HOWTO: Server 2003 as Slave KDC

Can someone point me to a cookbook document for setting up a server 2003 machine as a slave KDC? All I can find is documentation for making it a master. TIA.

 

What sort of problems are you having? Propagation down to the 2003 box?

Any good clues in the log files?

Any ideas Here that might help? Not 2003 stuff but ....

 

Thanks for the reply. The main problem I am having is I don't know where to even start. Like where is the KDC database and where are the krb5 tools? I am guessing, based on the documentation, that I have to access it through the server admin tools but I can only find where to set the policy not where to initialize the KDC, add principals, etc.

Oh, in case you haven't guessed, I'm a Unix admin more then Windows so if you can talk in Unix equivalents it would be a big help.

 

After lots of searching I found where they hide the kerberos commands on the CD and installed them. Now I need to know how to create a slave KDC. Since this server is a domain controller it won't let me change the realm. Did I set up the server wrong initially?

 

Take another look at the article in the link in my first response. The initial page is mostly to give you background but the first reply may just have the exact answer for you.

 

Sorry if I seem dense but I guess I am not following the right links. There was info on Unix (specifically Panther) but nothing on server 2003 as a slave KDC. All I coudl find was the same thing I have found everywhere else. Server 2003 as a master KDC and everything else in the world as slave which is just backwards from what I need.

 

It may be me who is dense. Kerberos is not an area I'm particularly familiar with.

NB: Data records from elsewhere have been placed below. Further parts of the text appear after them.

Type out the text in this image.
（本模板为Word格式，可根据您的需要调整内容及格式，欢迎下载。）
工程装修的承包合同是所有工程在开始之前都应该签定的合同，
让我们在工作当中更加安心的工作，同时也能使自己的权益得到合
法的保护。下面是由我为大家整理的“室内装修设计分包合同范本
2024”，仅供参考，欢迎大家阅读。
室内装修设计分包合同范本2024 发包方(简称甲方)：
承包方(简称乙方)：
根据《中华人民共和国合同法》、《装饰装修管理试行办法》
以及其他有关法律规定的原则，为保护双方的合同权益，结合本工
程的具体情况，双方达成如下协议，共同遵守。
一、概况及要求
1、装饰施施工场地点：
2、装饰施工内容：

But my understanding is that if you are running an AD with 2000 and/or 2003 servers, you have a similar situation with Kerberos that you do with Domain Controllers - they are more or less equals and share the load. I'm not sure the classic Master/Slave KDC model applies.

Every Windows 2000/2003 DC runs a KDC service and hosts a portion of the AD (the centralized authentication database).

 

There's the rub. The master KDC is a Unix server. I need to set up the 2003 machine to accept kprop updates from the master.